Spending hours a day
answering emails can stand in the way of getting other things done. One recent
study shows that on days when managers face heavy email demands, they make less
progress toward their goals and end up being less proactive in communicating
their vision and setting expectations.
But that same study
shows that email load takes a toll only if it’s not central to your job. And
let’s face it: These days email is central to most jobs. What we really need to
do is to make email something we think carefully about before sending, and
therefore feel genuinely bad ignoring.
Whatever boundaries
you choose, don’t abandon your inbox altogether. Not answering emails today is
like refusing to take phone calls in the 1990s or ignoring letters in the
1950s. Email is not household clutter and you’re not Marie Kondo. Ping!
Your inbox isn’t
just a list of other people’s tasks. It’s where other people help you do your
job. It allows you to pose questions with a few keystrokes instead of spending
the whole day on the phone, and it’s vital to gathering information that you
can’t easily find in a Google search.
“My inbox is other
people’s priorities” bothers me as a social scientist, but also as a human
being.

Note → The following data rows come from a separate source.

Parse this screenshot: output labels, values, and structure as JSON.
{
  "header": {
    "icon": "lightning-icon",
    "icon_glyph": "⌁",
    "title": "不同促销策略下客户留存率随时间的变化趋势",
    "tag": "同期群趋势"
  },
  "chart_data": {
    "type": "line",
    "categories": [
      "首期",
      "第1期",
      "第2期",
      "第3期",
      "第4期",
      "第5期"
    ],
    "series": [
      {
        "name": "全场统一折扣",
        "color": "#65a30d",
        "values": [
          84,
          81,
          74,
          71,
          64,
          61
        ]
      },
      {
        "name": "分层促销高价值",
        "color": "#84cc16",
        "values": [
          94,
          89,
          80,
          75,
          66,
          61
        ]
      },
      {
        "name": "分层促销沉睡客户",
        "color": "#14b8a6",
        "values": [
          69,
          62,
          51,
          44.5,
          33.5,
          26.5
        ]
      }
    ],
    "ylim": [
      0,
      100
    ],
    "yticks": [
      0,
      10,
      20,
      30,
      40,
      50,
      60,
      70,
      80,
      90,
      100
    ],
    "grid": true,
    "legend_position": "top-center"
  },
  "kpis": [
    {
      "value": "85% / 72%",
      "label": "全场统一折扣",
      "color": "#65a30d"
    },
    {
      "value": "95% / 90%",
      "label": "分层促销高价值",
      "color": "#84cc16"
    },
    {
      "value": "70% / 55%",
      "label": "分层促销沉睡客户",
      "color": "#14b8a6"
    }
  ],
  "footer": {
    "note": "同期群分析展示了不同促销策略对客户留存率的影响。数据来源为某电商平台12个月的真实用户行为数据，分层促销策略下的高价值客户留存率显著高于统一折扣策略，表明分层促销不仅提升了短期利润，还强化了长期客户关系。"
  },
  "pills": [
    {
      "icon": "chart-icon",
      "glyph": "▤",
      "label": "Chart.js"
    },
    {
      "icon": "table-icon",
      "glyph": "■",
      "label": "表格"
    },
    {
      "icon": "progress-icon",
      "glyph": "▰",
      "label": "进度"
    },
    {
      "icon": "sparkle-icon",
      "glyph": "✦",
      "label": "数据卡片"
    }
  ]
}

Your priorities should include other people and their priorities. It’s
common courtesy to engage with people who are thoughtful in reaching out.
This isn’t just
about doing unto others as you’d have them do unto you. Clearing out your inbox
can jump-start your own productivity. One set of experiments showed that if
you’re behind on a task, you’ll finish it faster if you’re busy, because you
know you need to use your time efficiently. As a writer, I like to start the
morning by answering a few emails — it helps me get into a productive rhythm of
deep work. If you think you have too many emails, maybe you just don’t have
enough.
Everyone
occasionally misses an email. But if you’re habitually “too busy” to answer
legitimate emails, there’s a problem with your process. It sends a signal that
you’re disorganized — or that you just don’t care.
If you’re just
hopelessly behind on your inbox, at least set up an auto-reply giving people
another channel where they can reach you. A Slack channel. Twitter. A phone
number. Post-it notes. Carrier pigeon.
Remember that a
short reply is kinder and more professional than none at all. If you have too
much on your plate, come clean: “I don’t have the bandwidth to add this.” If
it’s not your expertise, just say so: “Sorry, this isn’t in my wheelhouse.” And
if you want to say no, just say “no.”
We can all learn
from the writer E.B. White, who, in response to a 1956 letter asking him to
join a committee, responded with two short sentences. The first: a thank-you
for the invitation. The second: “I must decline, for secret reasons.”